Queste lotte sono state condotte su un terreno che non può essere semplicemente pensato nei termini dell’opposizione tra Stato e moltitudine. Mentre i teorici neoliberisti e i loro critici sposano la tesi funzionalistica secondo cui il capitale necessita di forza lavoro flessibile (e per questo anche la ottiene), la concezione dell’“autonomia”, che si oppone a questa tesi, non dovrebbe ridursi a un’assolutizzazione della mobilità dei migranti. Ciò che qui rileva è infatti comprendere in quali condizioni le migrazioni si organizzano, ovvero analizzare le modalità cui i migranti si trovano di fronte rispetto ai tentativi compiuti dagli Stati europei per controllarli. Detto altrimenti: se il regime fordista delle migrazioni di lavoratori stranieri si fondava su uno specifico compromesso corporativo e nazionale, si tratta di definire i contorni del medesimo compromesso che rende ora le migrazioni illegali (cfr. Karakali/Tsianos 2002). Ma non solo: se i movimenti migratori devono essere pensati come movimenti contro l’“impero”, il compromesso avrebbe la funzione di interrompere e di sabotare le dinamiche che in essi si sviluppano.
Con le loro lotte per la mobilità e per i diritti di cittadinanza i movimenti migratori hanno operato nella pratica una continua dislocazione storica del compromesso. Nel suo recente libro Noi cittadini d’Europa? Étienne Balibar propone «quattro cantieri della democrazia» in relazione al processo attualmente in corso di costituzione dell’Unione Europea. Oltre alla questione giuridica e a una «lingua europea», secondo lui sono in gioco una nuova articolazione delle lotte del lavoro, una riorganizzazione a livello europeo del “tempo di lavoro” e quella che egli definisce una «democratizzazione dei confini». A partire dagli scioperi del 1995 in Francia (cfr. Lazzarato 1996; Negri 1996) risulta evidente che l’organizzazione della lotte del lavoro deve essere vagliata alla luce del rapporto tra cittadinanza e “professione”: «la svolta nella cittadinanza europea coincide de facto con la crisi dello Stato nazionale sociale, il quale dando una soluzione più o meno effettiva alla ‘questione sociale’ ha reso possibile la riproduzione della forma nazione nello stesso momento in cui lo Stato-nazione ha codificato e ha sancito una definizione del lavoro e del lavoratore» (Balibar 2001, p. 219).
Il movimento delle donne e quello ecologista, ma anche le lotte dei migranti, si sono storicamente opposti alla centralità del lavoro produttivo e all’esclusività delle concezioni classiche della lotta di classe, senza tuttavia negarle del tutto, ma collocandole in un contesto nuovo e ampliandole.

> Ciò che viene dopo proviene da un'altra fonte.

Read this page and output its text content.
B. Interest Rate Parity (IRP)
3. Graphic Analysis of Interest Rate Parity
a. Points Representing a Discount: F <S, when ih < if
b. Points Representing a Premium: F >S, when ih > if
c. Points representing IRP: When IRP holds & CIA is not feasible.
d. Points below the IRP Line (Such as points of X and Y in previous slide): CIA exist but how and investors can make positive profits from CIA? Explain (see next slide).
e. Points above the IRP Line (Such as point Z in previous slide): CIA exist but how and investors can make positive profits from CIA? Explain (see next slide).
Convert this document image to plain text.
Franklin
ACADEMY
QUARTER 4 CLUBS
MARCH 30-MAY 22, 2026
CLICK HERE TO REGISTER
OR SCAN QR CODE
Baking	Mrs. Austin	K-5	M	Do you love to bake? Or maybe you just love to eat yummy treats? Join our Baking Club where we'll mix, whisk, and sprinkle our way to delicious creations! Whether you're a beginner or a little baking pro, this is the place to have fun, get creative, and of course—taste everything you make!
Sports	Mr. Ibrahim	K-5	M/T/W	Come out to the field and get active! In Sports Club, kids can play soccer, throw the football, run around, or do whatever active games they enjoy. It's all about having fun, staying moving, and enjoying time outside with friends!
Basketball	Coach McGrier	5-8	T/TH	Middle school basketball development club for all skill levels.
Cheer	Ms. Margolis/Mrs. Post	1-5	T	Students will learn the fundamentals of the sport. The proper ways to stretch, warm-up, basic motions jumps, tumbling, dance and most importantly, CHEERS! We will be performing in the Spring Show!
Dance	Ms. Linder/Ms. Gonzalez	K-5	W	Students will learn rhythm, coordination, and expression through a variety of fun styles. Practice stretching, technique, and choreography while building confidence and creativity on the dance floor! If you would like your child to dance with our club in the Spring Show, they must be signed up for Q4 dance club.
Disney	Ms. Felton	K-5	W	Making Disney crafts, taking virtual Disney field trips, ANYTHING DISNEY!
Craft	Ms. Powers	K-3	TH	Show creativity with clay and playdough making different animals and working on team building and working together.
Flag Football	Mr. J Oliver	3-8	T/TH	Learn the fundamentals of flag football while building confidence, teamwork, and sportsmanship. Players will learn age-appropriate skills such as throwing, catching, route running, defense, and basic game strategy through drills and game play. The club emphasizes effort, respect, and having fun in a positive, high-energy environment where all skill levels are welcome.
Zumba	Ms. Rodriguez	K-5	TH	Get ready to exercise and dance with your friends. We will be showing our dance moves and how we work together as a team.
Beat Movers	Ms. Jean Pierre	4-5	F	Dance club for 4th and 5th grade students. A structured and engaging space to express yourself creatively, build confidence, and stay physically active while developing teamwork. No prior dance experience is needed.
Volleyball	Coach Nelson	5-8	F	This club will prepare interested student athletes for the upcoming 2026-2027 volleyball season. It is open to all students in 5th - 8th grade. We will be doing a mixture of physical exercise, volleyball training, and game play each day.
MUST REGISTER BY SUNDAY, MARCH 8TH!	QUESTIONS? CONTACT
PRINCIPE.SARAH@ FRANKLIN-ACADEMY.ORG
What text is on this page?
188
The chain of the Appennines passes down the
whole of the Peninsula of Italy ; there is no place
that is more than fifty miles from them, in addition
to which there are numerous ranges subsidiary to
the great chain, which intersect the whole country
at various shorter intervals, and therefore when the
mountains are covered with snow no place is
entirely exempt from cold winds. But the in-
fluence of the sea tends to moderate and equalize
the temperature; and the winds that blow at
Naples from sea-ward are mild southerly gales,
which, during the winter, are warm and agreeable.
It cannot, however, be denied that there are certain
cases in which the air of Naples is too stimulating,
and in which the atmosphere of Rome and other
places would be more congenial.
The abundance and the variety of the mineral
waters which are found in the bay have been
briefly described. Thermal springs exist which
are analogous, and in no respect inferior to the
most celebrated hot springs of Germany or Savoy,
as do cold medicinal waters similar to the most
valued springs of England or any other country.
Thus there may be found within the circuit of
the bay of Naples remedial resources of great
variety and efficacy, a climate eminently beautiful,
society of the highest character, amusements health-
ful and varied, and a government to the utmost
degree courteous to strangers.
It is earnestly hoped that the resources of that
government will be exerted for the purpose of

Di fronte alla crisi del modello sociale europeo, la fine del lavoro – tenuto conto della disoccupazione di massa e dell’esclusione estesa a livello generazionale (delle migranti e dei migranti) – potrebbe essere dichiarata come irrealizzabile. Ma vi è qui un fattore ulteriore da prendere in considerazione: la trasformazione storica dello stesso lavoro produttivo. Balibar si riferisce esplicitamente alle analisi di Hardt e Negri in Impero, secondo cui, quando il lavoro produttivo diventa “produzione di socialità”, non è più in gioco soltanto la produzione dei mezzi materiali di esistenza, ma è anch’esso potenzialmente prassi politica: « si può formulare qui un principio che inverte nuovamente il rapporto tradizionale tra attività ed egemonia: non lavorare per produrre (dei beni, del valore), ma produrre (beni, servizi, informazioni, conoscenze) per lavorare, ossia per esercitare un diritto civile e politico fondamentale» (ivi p. 220).
Se il lavoro muta devono mutare anche le forme della lotta comune e delle istituzioni del conflitto sociale. Sarebbe per questo necessaria un’idea di comunità e di cittadinanza che non si fondasse sull’integrazione e sul consenso (cfr. ivi pp. 93 ss.; Rancière 1995), ma che concepisse il cittadino in prospettiva transnazionale come combattente politicamente attivo. La base materiale di una «cittadinanza in Europa» aperta ai migranti (in contrapposizione alla «cittadinanza europea») è costituita, secondo Balibar, da una negoziazione sull’attraversamento delle frontiere da parte dei movimenti migratori, che creerebbe un nuovo diritto di soggiorno, con lo scopo di mutare il rapporto storicamente consolidato della popolazione con il territorio. Infine, e soprattutto, non sarebbe nient’altro che una lotta che dall’interno del regime delle migrazioni cerca di superarne i confini.